ALTUMNEWS.Com, JAKARTA — Dunia literasi kembali menjadi perbincangan publik milenial dan gen z menjelang Hari Santri Nasional yang akan diperingati pada tanggal 22 Oktober 2025.
Filantropis Eddy Aqdhiwijaya yang juga penggagas program Literasi Cinta sejak tahun 2018 melalui Yayasan Islam Cinta Indonesia atau Gerakan Islam Cinta (GIC) turut merekomendasikan tiga buku yang perlu di baca oleh kalangan muda, diantaranya:
1. Buku Islam itu Ramah bukan Marah
Buku “Islam itu Ramah Bukan Marah” karya Irfan Amalee sangat dianjurkan untuk dibaca, terutama di tengah kondisi saat ini di mana citra Islam seringkali disalahpahami.
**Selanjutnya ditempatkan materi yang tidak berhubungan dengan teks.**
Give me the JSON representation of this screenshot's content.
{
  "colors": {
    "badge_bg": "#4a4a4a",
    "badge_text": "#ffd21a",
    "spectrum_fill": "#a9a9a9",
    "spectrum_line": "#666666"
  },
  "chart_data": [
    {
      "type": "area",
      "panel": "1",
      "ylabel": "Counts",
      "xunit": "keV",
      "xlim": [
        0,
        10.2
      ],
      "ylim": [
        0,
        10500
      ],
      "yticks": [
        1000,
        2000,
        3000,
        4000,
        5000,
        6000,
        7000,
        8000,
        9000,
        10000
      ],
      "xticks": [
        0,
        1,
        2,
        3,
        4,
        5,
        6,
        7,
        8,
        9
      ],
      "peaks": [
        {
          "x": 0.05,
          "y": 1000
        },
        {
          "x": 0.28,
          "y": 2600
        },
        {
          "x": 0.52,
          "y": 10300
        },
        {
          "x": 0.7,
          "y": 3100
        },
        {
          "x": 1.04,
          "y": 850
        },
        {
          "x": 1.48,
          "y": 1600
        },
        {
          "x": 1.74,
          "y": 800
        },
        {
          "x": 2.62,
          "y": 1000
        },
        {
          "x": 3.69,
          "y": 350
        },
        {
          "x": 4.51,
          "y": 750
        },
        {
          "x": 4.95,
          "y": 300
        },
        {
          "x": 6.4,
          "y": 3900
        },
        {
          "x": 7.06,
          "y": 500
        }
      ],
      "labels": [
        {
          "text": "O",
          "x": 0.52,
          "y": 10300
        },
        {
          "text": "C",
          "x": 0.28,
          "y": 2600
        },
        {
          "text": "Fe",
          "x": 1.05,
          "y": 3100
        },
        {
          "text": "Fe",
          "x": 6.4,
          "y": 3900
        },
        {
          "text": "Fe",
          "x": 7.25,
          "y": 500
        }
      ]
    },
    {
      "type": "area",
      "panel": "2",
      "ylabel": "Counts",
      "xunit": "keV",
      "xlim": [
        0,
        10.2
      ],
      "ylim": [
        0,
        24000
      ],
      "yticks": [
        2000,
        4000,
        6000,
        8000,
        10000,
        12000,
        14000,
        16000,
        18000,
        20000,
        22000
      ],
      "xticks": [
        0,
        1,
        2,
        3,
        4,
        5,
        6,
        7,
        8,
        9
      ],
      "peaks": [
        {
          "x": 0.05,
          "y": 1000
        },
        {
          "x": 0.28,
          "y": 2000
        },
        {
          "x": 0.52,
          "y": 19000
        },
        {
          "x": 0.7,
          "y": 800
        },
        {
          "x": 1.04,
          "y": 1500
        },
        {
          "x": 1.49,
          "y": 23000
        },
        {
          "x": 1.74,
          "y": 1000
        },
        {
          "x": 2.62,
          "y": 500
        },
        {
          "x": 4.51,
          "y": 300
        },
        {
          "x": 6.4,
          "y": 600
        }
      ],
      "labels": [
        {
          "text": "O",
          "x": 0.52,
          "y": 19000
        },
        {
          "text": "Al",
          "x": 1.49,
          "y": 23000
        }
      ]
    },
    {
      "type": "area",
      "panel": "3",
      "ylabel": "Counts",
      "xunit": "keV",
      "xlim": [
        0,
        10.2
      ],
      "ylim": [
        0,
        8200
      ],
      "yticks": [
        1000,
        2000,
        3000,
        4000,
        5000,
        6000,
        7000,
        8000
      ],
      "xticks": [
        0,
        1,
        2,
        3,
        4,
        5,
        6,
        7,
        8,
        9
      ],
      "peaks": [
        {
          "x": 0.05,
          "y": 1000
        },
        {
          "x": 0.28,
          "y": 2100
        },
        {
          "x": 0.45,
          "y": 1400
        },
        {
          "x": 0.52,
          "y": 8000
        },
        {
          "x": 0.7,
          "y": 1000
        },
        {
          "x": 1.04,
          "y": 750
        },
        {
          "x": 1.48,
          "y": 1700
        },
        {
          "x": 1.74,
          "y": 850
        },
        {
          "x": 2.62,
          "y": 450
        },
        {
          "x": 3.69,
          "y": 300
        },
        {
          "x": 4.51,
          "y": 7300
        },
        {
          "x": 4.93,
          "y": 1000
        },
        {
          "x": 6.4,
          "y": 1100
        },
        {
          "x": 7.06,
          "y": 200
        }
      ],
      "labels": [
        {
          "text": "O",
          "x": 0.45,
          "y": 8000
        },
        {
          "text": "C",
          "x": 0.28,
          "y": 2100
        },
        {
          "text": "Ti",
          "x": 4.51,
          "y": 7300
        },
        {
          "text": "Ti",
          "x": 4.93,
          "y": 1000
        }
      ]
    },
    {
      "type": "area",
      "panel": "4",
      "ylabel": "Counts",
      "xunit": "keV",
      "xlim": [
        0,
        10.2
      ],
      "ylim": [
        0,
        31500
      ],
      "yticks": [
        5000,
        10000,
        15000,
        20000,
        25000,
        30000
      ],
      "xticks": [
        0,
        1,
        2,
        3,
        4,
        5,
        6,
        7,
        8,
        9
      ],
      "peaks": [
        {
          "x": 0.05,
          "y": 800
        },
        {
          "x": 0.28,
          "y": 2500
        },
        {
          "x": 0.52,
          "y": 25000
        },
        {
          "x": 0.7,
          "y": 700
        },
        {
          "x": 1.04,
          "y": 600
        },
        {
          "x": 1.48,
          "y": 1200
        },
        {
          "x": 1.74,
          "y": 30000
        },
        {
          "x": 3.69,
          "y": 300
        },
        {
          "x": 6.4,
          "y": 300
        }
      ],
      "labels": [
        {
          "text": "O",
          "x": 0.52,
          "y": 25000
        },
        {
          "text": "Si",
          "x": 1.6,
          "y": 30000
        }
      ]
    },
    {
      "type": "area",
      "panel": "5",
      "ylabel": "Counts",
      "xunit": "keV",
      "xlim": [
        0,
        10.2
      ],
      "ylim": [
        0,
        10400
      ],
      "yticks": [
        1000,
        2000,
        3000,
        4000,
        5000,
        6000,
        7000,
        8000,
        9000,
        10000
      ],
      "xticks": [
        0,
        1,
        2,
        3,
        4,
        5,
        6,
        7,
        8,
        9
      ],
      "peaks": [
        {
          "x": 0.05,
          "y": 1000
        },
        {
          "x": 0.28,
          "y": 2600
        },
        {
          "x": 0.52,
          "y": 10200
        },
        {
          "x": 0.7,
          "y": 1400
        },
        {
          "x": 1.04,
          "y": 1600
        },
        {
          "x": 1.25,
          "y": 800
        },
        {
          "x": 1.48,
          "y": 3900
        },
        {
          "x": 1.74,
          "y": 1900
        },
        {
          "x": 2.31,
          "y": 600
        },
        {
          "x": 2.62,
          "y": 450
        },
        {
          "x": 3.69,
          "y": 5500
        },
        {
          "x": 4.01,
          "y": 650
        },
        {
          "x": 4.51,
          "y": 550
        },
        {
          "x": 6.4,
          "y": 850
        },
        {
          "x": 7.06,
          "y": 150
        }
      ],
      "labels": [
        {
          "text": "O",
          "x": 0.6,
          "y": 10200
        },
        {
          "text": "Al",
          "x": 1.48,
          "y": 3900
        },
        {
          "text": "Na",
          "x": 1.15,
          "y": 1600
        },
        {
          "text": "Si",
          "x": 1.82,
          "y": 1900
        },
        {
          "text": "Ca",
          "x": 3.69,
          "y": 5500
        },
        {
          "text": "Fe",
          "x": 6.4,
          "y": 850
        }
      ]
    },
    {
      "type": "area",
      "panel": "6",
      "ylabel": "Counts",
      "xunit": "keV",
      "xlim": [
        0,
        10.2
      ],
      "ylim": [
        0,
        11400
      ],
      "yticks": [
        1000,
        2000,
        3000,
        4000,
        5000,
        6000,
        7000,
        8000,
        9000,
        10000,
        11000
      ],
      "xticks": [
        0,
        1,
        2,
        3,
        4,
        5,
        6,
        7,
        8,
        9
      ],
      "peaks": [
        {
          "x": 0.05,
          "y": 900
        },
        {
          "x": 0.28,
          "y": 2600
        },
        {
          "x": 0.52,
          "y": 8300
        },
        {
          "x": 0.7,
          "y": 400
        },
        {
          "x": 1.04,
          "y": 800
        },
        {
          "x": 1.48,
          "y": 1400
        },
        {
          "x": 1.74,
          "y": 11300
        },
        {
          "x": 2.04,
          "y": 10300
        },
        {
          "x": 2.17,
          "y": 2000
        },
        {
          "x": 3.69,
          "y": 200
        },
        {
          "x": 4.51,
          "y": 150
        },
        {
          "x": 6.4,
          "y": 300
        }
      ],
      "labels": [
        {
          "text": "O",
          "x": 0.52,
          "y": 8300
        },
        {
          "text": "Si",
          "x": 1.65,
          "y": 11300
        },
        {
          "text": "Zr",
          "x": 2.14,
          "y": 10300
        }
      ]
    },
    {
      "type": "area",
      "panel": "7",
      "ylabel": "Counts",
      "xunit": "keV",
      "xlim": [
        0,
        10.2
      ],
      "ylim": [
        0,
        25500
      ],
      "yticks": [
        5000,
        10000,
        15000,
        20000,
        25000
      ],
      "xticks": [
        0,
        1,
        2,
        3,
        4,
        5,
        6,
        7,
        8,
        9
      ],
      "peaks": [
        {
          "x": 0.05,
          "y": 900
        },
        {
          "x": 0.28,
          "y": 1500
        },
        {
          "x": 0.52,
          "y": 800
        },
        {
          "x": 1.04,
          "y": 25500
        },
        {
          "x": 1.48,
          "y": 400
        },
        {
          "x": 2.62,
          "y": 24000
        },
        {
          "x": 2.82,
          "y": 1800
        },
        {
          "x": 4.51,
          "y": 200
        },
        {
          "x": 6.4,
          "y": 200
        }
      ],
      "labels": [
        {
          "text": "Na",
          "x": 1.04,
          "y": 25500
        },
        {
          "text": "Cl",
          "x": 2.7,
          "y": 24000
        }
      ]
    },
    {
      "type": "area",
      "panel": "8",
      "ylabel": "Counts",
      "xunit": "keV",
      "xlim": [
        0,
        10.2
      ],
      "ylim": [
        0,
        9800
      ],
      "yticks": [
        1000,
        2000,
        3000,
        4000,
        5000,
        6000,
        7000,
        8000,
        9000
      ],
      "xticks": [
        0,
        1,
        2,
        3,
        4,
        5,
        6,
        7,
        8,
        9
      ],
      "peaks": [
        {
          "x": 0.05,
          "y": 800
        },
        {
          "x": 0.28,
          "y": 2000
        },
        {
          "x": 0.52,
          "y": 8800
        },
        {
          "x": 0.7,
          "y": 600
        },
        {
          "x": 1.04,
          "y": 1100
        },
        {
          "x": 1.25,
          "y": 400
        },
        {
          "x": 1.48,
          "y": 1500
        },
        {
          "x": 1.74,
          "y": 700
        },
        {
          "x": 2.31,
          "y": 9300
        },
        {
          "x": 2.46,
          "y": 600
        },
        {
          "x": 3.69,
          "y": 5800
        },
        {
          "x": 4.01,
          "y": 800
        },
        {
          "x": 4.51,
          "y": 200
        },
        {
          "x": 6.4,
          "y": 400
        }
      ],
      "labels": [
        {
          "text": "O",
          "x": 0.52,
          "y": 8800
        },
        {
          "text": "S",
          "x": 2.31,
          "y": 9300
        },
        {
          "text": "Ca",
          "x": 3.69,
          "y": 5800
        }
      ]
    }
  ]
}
Buku ini menyajikan sudut pandang yang menyegarkan dan penting mengenai Islam sebagai agama yang membawa kedamaian, bukan kekerasan. Beberapa alasan mengapa para milenial dan gen z perlu membaca buku ini, pertama, mengembalikan citra Islam yang sesungguhnya.
Buku ini hadir sebagai jawaban atas anggapan bahwa Islam identik dengan kekerasan, kebodohan, dan teror. Penulis menekankan bahwa Islam yang diajarkan oleh Nabi Muhammad saw dan para ulama, termasuk Wali Songo di Nusantara, adalah agama yang menyebarkan kedamaian, cinta, dan kasih sayang.
Membaca buku ini dapat membantu milenial dan gen z memahami dan menginternalisasi ajaran Islam yang sebenarnya, yang jauh dari kesan-kesan negatif tersebut.
Kemudian yang kedua, membangun karakter mulia. Irfan Amalee mengajak pembaca untuk merenung dan memperbaiki diri. Buku ini dibagi menjadi dua bagian: “All About Peace” dan “Character Building”. Di dalamnya, para milenial dan gen z akan menemukan pembahasan tentang pentingnya sikap ramah, toleransi, dan akhlak mulia dalam berinteraksi dengan sesama, baik sesama muslim maupun non-muslim. Penulis mengingatkan bahwa penyebaran Islam tidak dilakukan dengan paksaan atau peperangan, melainkan dengan tingkah laku terpuji dan akhlak yang luhur.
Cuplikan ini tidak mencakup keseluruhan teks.